Even as it was, there were a number of things that Tonopah would not have been able to do without the grants we received. UFO (parent of Westercon 72) granted us enough money to allow Westercon 74 to have guests of honor (which we had said when we were bidding we wouldn’t do because we wouldn’t have the money for it). SWOC granted us $1000 (of which we shared half to Westercon 75) for general operations. We are winding up our final responsibilities, and I expect to have a final report including a financial report by the end of June, and I expect the Westercon 74 committee to recommend to our parent non-profit corporation, SFSFC, that they discharge the committee at their next meeting in July.
To my relief, it was not necessary for Lisa Hayes to make good on a promise she made to the SFSFC board while we were bidding to “backstop” up to $5000 of expenses in excess of revenue out of a small amount of inheritance she received from her parents. And Lisa would have done it, particularly anything having to do with her vision of the convention. I may have chaired it, but she’s the one who drove the vision of the convention. She was the first member of the committee who set foot on the Tonopah Convention Center around fifteen years ago while killing time in Tonopah as she waited for parts to arrive to repair her pickup while she was passing through, and she was the last person out the door when we turned the keys back over to the TCC after load-out on the day after the convention.
Knowing what I know now, I would be very reluctant to bid for a “traditional” Westercon (i.e. large city, big hotel, etc.; not a small inexpensive site) without at least $10,000 in financial reserves.
It’s too late now and water over the bridge and all that, but I wonder if Discon3 could have made a donation to save this Westercon?
But, as Kevin says, it is time to think about avoiding traditional large Westercon venues. Or perhaps just ending Westercon.
Of course, it didn’t help that in this case Baycon wound up on the same weekend which was kind of an unpleasant surprise.
At least I didn’t buy plane tickets. I did buy some hotel points to complement the Choice Hotel points I already had (courtesy of Radisson) in order to stay for “free”. Now I need to figure out where to use them.
With respect to the Baycon conflict (which I agree is an issue in this case), it might be worth allowing Westercon to move to different dates if announced in a bid. The bylaws STRONGLY implying “The convention will be on July 4th weekend” (it’s not a hard rule, but there’s a strong finger pointing there) seems to preclude getting out of another convention’s way.
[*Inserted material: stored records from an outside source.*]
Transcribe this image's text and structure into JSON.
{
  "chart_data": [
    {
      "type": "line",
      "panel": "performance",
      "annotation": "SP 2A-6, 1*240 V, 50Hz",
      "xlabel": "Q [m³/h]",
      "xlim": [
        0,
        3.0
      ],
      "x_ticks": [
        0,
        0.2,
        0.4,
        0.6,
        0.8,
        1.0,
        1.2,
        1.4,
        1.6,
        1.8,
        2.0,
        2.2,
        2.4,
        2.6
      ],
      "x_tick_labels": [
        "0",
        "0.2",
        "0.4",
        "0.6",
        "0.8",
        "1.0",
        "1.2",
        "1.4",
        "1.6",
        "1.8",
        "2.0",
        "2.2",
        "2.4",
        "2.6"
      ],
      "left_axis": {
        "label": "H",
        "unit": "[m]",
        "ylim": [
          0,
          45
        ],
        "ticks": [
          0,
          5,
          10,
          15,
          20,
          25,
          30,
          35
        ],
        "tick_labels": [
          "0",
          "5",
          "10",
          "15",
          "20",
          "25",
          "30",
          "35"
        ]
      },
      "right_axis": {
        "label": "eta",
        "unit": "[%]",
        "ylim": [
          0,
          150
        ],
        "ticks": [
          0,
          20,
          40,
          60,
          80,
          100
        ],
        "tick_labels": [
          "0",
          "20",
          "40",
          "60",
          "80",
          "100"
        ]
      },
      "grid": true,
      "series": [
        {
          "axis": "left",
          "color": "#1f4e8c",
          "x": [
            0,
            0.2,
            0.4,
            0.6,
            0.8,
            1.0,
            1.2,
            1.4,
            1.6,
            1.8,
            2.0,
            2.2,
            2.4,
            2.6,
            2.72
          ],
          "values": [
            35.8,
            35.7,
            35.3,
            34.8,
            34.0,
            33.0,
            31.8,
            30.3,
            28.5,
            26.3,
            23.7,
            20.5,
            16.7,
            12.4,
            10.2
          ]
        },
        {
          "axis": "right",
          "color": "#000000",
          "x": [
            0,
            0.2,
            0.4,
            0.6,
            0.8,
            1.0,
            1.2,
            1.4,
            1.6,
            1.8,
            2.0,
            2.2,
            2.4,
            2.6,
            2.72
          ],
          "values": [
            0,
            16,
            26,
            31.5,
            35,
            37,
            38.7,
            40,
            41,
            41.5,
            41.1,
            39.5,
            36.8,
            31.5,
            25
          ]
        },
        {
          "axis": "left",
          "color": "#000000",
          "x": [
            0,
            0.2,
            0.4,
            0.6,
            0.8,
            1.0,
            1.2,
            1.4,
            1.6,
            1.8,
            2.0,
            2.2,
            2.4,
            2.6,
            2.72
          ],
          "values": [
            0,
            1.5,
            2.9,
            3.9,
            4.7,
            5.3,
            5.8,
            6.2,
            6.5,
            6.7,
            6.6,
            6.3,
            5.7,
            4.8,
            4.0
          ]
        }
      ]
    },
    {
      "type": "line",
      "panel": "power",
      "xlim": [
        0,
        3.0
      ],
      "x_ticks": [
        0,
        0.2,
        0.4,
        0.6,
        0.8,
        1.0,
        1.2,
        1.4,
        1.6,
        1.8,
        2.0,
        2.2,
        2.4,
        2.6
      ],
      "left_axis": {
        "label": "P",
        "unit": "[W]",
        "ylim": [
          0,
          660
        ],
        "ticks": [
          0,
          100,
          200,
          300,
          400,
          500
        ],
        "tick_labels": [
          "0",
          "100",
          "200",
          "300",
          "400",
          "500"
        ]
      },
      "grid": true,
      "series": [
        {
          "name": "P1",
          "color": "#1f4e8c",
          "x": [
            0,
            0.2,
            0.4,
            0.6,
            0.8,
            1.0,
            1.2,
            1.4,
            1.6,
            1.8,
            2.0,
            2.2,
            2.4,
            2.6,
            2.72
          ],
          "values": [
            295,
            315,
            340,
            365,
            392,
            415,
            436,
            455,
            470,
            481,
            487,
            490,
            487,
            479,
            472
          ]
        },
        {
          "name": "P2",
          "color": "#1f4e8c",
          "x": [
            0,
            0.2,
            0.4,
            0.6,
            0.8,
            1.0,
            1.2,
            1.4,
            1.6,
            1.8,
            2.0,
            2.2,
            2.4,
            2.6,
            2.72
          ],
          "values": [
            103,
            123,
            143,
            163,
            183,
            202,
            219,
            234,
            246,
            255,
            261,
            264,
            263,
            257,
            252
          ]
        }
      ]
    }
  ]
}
The 2020/21 situation should really not be considered evidence of “sickness”. A very large (and I do mean VERY large) portion of fandom wasn’t doing conventions in 2021, to say nothing of 2020. I do think a post-mortem on this one (e.g. how many sign-ups they had, how many rooms booked) would be useful. Like, setting aside that it was in the middle of nowhere, would pursuing a facility more like that (say, a fraternal organization hall or similar) make sense? What’s the viability threshold for various facility situations? Etc.